LXL got on the bus alone (so i knew she wasn't eating with XL), and i was hoping maybe i could sit next to her so i could invite her out to dinner, but she next to xiaohong.

on the bus i managed to convince myself that maybe XL was on a dinner date, being set up with some local construction guy, maybe a friend of fangdan's husband. for some reason that actually made me feel better. if that's the kind of guy she's willing to settle for, good luck with that. but who knew what she was doing.

i hate to vent on the blog, but lacking anyone local to talk to, this here is where i try to work through my feelings. i don't know what the big deal is, XL isn't treating me any differently than how she's been treating me the past few months. the only thing different is now i don't have any hope to fall back on because she's made clear her feelings. but if i could just somehow know if she really struggled with her decision, whether she genuinely liked me but because of her parents' wishes she'd never leave china, that would make me feel better. but now the lines of communication are broken, and i find myself starting to hate her, and behaving in a way that makes her beginning to dislike me if she didn't before. she has some bad qualities and we're not quite compatible, but maybe i'm just attracted to whomever i can't have, and the more she resists, the more i'm attracted, which is probably some sort of mental illness. i can't dwell in the past though. i have to convince myself that maybe the next girl who comes along with be better. at the very least a girl who likes me in a normal way!

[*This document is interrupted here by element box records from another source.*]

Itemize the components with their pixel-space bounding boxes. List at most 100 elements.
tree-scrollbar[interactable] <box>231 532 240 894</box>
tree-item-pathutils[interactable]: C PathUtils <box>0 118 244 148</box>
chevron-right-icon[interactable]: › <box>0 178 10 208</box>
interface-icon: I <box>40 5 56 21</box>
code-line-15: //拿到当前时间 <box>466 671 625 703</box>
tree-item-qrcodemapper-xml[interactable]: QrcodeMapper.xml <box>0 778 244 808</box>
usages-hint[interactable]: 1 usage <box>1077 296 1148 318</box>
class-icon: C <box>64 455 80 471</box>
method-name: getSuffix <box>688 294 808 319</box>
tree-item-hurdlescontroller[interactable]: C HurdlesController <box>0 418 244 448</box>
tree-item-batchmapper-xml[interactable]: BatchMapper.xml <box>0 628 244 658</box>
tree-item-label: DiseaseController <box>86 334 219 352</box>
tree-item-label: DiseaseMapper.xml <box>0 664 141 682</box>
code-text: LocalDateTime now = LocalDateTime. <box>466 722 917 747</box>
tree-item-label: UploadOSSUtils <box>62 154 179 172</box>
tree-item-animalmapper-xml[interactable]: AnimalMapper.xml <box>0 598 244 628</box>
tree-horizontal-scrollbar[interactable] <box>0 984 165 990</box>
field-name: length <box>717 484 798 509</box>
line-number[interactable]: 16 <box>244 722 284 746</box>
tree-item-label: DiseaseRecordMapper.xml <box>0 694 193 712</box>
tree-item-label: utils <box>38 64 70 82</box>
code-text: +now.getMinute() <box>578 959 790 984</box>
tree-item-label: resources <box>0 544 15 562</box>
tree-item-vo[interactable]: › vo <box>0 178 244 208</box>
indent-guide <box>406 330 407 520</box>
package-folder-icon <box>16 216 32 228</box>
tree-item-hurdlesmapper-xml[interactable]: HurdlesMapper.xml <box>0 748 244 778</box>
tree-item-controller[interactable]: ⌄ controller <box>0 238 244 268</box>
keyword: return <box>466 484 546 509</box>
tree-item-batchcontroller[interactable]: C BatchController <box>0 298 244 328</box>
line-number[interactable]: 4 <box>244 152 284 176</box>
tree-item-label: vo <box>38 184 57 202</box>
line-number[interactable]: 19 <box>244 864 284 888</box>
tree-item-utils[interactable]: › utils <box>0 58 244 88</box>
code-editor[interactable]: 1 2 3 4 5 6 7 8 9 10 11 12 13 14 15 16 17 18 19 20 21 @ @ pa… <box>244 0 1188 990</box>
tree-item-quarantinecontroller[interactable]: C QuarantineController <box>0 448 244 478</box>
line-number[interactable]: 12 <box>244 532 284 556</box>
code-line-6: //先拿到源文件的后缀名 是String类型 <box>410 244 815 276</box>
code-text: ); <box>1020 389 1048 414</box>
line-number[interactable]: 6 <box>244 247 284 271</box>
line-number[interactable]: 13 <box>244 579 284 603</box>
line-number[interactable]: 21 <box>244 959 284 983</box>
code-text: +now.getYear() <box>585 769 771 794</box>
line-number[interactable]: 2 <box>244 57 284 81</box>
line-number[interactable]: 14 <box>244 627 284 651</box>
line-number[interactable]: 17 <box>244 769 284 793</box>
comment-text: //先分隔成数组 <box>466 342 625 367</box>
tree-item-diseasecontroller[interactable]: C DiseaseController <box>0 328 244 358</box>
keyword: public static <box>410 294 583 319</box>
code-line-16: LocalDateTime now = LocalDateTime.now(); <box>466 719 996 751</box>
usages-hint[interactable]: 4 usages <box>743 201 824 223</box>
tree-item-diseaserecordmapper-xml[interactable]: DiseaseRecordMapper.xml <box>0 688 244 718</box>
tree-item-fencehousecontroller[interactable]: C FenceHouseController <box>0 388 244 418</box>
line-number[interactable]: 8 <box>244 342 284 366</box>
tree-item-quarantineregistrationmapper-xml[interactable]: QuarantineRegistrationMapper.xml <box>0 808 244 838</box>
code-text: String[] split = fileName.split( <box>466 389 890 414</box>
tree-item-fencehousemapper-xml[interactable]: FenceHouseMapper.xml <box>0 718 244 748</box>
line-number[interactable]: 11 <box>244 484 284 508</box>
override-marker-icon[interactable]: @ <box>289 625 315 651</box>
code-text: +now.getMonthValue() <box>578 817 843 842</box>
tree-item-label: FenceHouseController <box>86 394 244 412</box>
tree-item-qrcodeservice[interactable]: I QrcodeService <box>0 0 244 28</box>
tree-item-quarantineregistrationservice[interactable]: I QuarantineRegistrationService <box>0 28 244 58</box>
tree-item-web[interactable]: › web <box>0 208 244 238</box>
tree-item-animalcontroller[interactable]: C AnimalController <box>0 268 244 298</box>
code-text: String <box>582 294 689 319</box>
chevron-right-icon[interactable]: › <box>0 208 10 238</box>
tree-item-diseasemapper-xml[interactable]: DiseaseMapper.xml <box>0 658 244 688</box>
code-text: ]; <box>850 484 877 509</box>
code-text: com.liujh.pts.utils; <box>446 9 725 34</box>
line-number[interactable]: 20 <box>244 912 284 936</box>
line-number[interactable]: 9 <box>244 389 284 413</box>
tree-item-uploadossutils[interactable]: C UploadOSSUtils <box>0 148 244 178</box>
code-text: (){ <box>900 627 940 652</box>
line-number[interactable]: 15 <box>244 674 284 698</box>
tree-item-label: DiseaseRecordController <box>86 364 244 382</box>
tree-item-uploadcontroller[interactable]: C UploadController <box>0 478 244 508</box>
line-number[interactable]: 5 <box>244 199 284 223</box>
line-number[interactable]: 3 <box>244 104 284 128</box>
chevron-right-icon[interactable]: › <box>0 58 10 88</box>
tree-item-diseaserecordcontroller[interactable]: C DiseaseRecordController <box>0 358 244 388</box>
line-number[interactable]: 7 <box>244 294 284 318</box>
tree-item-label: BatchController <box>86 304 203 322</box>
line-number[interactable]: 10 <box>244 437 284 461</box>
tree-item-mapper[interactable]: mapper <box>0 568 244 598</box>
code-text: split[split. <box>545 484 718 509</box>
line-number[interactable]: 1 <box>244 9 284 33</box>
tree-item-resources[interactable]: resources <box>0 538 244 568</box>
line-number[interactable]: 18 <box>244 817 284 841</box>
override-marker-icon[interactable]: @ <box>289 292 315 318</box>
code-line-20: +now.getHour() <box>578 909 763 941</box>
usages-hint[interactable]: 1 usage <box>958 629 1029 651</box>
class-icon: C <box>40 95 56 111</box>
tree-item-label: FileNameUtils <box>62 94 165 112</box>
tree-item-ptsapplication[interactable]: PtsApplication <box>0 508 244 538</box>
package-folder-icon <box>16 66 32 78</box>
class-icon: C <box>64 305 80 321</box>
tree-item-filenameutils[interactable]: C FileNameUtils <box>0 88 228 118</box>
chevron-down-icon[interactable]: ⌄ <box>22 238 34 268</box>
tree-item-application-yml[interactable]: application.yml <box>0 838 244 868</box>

anyway, but now it's almost 2:00. i came home, went out briefly to the supermarket to get some cookies, then returned to the apartment to do a small batch of laundry and make some rice porridge for dinner. i packed my bag (not too much, enough socks and underwear for about a week, a long-sleeved shirt, my hooded sweatshirt, and i'll wear a t-shirt tomorrow) and prepared my netbook for traveling (backing up some files and erase others to make for more storage space).

earlier at the office i downloaded the kindle version of my lonely planet china guide. because i'd already bought the physical edition, the electronic version was discounted to just US$3. that meant i didn't have to carry around that heavy guide book around anyway, everything is contained in my smartphone.